Edipo stesso, mito centrale nella storia della psicoanalisi, è un figlio adottivo.
Abbandonato dalla famiglia di Tebe, viene accolto da quella di Corinto, ben incarna i vari personaggi che contemporaneamente entrano in scena nella filiazione adottiva: il bambino deprivato, un giovane disorientato, cresciuto senza sapere di sé ciò che gli altri sanno, oggetto quindi di segreti e portatore suo malgrado di una realtà sconosciuta.
E’ il soggetto esploratore, spinto a ritrovare il filo della narrazione delle origini, che sente il bisogno di colmare il vuoto di sapere che coincide col suo inizio come persona (De Simone 2007).
E il corpo cosa ci racconta?
Possiamo individuare una specificità del corpo nell’adolescenza adottiva?
Come ben ricorda Artoni (2006), lo sradicamento, anche molto precoce, di un bambino dal suo luogo di origine è di per sé un trauma grave, perchè lo allontana da rumori, suoni, dagli odori, dai sapori, dalle immagini, dai colori che appartengono a chi lo ha generato. Da quel mondo che non scompare, ma rimane depositato nella memoria implicita.
La cesura dell’abbandono irrompe in modo traumatico nel senso di continuità tra il dentro e il fuori, tra il prima e il dopo: l’Io che è innanzitutto e soprattutto un io corporeo (Freud, 1923) vive un senso di frammentazione, un senso di essere interrotto.
L’adozione stessa è un evento traumatico, un vero e proprio trapianto d’organo (Malacrea, 2004), perchè nel bambino vengono trapiantati stili di attaccamento, modelli operativi, sistemi di accudimento che non gli appartengono. Certo la finalità è salvargli la vita, ma come tutti i trapianti richiede attenzione e cura:si può andare incontro al rigetto e, nei casi più gravi, anche alla morte.

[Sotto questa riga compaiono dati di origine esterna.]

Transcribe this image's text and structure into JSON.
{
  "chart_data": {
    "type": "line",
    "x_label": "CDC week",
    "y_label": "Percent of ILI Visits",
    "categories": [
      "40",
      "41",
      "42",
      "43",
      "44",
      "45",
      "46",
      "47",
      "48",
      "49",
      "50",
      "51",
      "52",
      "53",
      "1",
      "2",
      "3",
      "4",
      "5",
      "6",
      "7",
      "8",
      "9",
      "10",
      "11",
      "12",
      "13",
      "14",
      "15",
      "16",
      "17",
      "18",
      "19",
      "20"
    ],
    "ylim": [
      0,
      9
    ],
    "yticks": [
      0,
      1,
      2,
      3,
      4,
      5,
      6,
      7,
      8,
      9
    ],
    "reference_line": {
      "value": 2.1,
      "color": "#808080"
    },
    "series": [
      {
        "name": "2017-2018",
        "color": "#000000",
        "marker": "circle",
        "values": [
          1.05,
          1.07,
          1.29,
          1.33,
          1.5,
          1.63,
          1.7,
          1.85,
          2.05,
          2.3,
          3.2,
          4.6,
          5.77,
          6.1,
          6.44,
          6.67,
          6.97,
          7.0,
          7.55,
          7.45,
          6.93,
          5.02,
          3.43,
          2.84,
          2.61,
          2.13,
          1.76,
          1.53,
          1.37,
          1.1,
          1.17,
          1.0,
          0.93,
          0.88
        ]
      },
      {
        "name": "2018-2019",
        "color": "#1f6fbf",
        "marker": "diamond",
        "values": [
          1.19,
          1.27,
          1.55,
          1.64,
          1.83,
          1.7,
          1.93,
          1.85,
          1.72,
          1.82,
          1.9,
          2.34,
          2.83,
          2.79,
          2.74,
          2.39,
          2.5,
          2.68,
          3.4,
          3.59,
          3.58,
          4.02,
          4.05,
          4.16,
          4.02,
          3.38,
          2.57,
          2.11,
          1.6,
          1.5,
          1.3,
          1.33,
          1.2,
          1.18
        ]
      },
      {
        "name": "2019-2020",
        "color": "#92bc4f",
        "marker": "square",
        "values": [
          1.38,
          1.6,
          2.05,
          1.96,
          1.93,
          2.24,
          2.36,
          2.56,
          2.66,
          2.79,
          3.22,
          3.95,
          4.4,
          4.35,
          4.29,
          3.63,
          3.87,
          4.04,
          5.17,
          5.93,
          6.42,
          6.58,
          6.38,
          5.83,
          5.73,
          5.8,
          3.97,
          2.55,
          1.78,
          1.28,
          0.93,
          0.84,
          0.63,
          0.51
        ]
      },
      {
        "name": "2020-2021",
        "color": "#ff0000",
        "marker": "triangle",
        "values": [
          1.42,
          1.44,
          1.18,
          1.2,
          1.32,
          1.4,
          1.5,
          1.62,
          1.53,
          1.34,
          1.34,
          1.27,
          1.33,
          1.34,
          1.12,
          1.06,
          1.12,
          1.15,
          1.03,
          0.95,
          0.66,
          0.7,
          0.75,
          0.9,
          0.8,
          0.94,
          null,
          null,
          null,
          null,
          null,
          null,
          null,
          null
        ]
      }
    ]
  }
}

La qualità del legame che si strutturerà tra i genitori adottivi e il bambino sarà determinante nella costruzione della sua identità fisica e psichica in adolescenza.
Quanto più i genitori avranno elaborato il lutto della non procreazione e quindi accettato un corpo individuale e di coppia non fertile, ma comunque integro e sessualmente vivo, tanto più saranno flessibili e restituiranno al figlio un’immagine di sé intera, non discontinua o estranea.
Quando invece la ferita narcisistica della non procreazione è ancora aperta o non sufficientemente cicatrizzata, l’invidia e la rabbia per il corpo fertile dei genitori naturali, il bisogno di risarcimento e di riparazione divengono dominanti; lo specchio genitoriale restituirà allora un’immagine deformata, frammentata, un forte senso di estraneità e di espulsione anche fisica, come drammaticamente avviene nei fallimenti adottivi (veri e propri aborti), e altrettanto drammaticamente nelle restituzioni in adolescenza, peraltro fortemente in aumento.
La possibilità di malattia somato-psichica, già imponente nelle adolescenze “fisiologiche” (Elbez, 2003), è ancora più sviluppata negli adolescenti adottati.
Nell’adolescenza adottiva troviamo frequentemente dermatiti, asma, emicrania, gastrite, alopecia; una maggiore espressività nell’area dei disturbi legati all’immagine di Sé (fino alla dismorfofobia), comportamenti autolesionistici (cutting, piercing e tatuaggi estremi, modificazioni corporee), stili di vita rischiosi (abuso di sostanze, alcolismo, fuga, vagabondaggio, promiscuità sessuale), incidenti stradali, suicidi. Frequenti sono anche i disturbi inerenti la sfera narcisistica e dell’identità di genere.
Inoltre, l’esposizione ad Esperienze Sfavorevoli Infantili (ESI, Felitti, 2001) può produrre trauma e anche un funzionamento post-traumatico, che condiziona la personalità del futuro adulto ed ha la sua base a livello organico (Malacrea, 2004)
Gli studi neurobiologici sullo sviluppo mentale infantile stabiliscono con sicurezza che la forma delle strutture cerebrali è legata alla qualità dei legami primari. Quando i legami si costituiscono come fonte di esperienze negative e traumatiche, specie se croniche, si producono danni cerebrali rilevabili e duraturi. Le moderne metodiche diagnostiche mostrano come gli ESI possano causare la sofferenza e l’estinzione di milioni di neuroni nelle aree cerebrali preposte al pensiero complesso e finalizzato, alla integrazione della memoria (ippocampo), alla regolazione emotiva (secrezione di serotonina), alla comunicazione tra gli emisferi (corpo calloso). Si registrano anche alterazioni a livello del sistema nervoso simpatico e parasimpatico (che presiede al ritmo respiratorio, al battito cardiaco, alla pressione arteriosa, ai movimenti peristaltici intestinali), del sistema endocrino (il surrene che produce il cortisolo endogeno essenziale nella regolazione della reazione agli agenti esterni), del sistema immunitario (che presiede alla difesa della persona da aggressori esogeni ed endogeni) (Malacrea 2004).
Il corpo non dimentica
Ciascuno di noi reca impresse nella personale storia percettiva memorie profonde che hanno origine nella vita fetale e costituiscono, con molta probabilità, la base di un senso estetico personale (Guerra Lisi, Stefani, 1998), legato al piacere o al dispiacere; memorie registrate nel vissuto arcaico che orienta la nostra disponibilità, tensione e scelta.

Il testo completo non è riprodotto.